By Hana Garrett-Walker, Matthew Backhouse

Alex Spice, who has autism, and his dedicated mother, Heather Spice. Photo / John Borren
Alex Spice, who has autism, and his dedicated mother, Heather Spice. Photo / John Borren

A new genetic test that can predict the risk of developing autism is great progress towards more effective diagnosis of the condition, a local autism group says.

The Australian-designed test could help with the early detection of the condition and allow for early intervention in babies and children who are diagnosed.

Lead researcher Professor Stan Skafidas of Melbourne University said it would be particularly relevant for families with a history of autism or related conditions such as Asperger's Syndrome.

Autism spectrum disorder (ASD) affects about one in 150 births and is characterised by abnormal social interaction, impaired communication and repetitive behaviours.

The researchers instead drew on data from thousands of individuals with the condition and their relatives to identify 237 genetic markers across 146 different genes and related cellular pathways.

The test is based on measuring the genetic markers which either contribute to or protect an individual from developing the ASD.
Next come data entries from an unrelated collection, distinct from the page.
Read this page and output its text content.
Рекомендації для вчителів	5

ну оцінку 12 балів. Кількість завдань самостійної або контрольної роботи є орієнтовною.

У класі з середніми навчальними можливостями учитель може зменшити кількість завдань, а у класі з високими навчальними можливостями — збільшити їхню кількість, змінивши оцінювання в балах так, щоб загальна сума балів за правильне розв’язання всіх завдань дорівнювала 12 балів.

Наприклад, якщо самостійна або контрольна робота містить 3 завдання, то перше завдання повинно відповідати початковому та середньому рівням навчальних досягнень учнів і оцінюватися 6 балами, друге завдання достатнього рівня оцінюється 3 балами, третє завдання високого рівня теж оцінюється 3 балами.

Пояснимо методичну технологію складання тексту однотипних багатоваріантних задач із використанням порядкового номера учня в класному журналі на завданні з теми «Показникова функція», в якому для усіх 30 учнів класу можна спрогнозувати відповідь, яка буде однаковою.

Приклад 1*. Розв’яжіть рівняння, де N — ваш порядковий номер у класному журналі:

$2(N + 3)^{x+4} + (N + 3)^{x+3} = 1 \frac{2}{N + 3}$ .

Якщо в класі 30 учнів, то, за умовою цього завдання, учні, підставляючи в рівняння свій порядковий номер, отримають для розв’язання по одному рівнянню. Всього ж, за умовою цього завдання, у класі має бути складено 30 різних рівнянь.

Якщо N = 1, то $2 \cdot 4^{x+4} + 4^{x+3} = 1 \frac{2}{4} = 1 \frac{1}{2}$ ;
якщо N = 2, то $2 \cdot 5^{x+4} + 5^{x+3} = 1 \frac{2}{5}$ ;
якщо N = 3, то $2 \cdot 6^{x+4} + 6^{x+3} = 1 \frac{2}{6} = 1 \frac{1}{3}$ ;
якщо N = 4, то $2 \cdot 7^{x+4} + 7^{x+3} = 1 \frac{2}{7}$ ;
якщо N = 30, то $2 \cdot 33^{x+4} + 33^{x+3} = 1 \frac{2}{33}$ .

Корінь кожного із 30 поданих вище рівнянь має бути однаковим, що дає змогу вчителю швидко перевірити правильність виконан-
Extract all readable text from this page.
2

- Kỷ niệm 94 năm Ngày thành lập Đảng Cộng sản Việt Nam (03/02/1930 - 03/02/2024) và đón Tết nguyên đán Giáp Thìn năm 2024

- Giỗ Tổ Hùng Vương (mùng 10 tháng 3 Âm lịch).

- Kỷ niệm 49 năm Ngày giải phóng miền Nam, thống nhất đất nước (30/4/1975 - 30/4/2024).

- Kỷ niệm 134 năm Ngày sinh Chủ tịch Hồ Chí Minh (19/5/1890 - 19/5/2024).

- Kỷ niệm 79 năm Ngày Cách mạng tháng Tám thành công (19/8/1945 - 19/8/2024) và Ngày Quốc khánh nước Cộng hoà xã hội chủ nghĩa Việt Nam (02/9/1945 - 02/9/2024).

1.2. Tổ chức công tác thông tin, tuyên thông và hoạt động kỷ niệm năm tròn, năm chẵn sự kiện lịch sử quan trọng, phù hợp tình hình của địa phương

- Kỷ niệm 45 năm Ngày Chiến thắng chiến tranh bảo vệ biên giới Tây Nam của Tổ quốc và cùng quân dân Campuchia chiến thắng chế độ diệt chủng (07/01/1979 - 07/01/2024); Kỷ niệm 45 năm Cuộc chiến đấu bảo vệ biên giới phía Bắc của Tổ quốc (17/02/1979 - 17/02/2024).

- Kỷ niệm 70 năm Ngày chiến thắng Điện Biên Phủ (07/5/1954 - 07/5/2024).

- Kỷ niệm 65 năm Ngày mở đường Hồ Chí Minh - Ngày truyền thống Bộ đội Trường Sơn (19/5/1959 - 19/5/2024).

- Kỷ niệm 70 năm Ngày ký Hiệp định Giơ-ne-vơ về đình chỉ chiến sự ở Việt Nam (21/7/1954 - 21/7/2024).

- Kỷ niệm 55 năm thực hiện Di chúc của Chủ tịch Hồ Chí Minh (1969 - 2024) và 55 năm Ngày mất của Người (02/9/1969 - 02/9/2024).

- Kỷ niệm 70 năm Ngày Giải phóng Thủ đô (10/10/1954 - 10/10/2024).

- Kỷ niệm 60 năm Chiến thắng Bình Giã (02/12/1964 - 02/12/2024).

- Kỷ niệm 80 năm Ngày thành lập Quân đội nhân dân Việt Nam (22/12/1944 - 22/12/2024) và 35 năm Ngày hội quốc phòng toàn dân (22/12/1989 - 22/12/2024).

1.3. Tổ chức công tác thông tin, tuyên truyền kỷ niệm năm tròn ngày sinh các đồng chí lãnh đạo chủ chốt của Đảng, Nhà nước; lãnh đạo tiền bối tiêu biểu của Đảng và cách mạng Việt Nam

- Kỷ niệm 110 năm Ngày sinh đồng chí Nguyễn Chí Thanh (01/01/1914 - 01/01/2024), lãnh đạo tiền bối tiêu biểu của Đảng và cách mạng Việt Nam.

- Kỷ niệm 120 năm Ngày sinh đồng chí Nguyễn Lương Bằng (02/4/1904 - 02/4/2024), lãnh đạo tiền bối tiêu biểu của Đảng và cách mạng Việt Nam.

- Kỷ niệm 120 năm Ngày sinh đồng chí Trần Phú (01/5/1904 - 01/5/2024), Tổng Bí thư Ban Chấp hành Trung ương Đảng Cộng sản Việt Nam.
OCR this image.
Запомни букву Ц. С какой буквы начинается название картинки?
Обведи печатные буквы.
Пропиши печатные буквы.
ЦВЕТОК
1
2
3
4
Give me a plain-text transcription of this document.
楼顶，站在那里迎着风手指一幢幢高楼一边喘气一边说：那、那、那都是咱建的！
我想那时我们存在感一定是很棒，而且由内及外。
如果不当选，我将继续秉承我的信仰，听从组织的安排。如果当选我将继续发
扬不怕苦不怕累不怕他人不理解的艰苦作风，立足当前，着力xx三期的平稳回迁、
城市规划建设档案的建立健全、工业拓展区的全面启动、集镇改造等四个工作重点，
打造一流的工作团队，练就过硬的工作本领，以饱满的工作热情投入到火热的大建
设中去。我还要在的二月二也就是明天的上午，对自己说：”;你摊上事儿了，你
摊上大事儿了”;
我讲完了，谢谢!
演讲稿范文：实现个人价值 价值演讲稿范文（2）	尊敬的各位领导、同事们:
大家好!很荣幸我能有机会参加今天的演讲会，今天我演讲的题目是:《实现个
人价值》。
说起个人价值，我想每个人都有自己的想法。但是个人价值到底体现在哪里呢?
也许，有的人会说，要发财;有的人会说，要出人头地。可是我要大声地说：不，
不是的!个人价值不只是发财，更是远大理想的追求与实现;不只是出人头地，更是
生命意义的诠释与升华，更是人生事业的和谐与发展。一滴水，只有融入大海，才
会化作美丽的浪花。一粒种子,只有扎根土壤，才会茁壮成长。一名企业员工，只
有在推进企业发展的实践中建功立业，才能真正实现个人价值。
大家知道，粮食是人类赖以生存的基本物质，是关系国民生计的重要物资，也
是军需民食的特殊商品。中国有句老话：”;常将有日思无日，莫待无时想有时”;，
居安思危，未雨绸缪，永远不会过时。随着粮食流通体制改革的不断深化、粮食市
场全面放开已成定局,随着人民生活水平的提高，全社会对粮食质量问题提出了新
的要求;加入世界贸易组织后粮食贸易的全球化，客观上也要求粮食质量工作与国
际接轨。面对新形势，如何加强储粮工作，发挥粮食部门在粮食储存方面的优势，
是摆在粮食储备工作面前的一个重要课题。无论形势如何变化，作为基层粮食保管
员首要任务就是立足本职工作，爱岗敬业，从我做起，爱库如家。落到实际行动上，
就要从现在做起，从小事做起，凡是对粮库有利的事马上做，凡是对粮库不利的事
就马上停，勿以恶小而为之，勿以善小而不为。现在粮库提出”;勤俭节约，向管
Risk markers increase the overall score while protection markers decrease it - meaning the higher the score, the higher the risk an individual will develop ASD.

Paula Gardner, national manager of New Zealand information and support group Autism Altogether, said the test would be very helpful to both families and clinicians.

"This is great progress in the research trying to establish genetic markers for autism spectrum disorder and again we hope it will lead to more effective diagnostic processes and earlier, more targeted supports.

"We will be watching this research with great interest."

At the moment, the test is able to correctly predict ASD with greater than 70 per cent accuracy in people of central European descent.

Ongoing tests are continuing to develop accurate testing for other ethnicities.

Clinical neuropsychologist Renee Testa, of Melbourne and Monash universities, said the test would allow clinicians to provide early interventions that may reduce behavioural and cognitive difficulties.

"Early identification of risk means we can provide interventions to improve overall functioning for those affected, including families."

The next step is to further assess the accuracy of the test by monitoring children who have not yet been diagnosed over an extended study.

The Melbourne University-led study was published in the journal Molecular Psychiatry yesterday.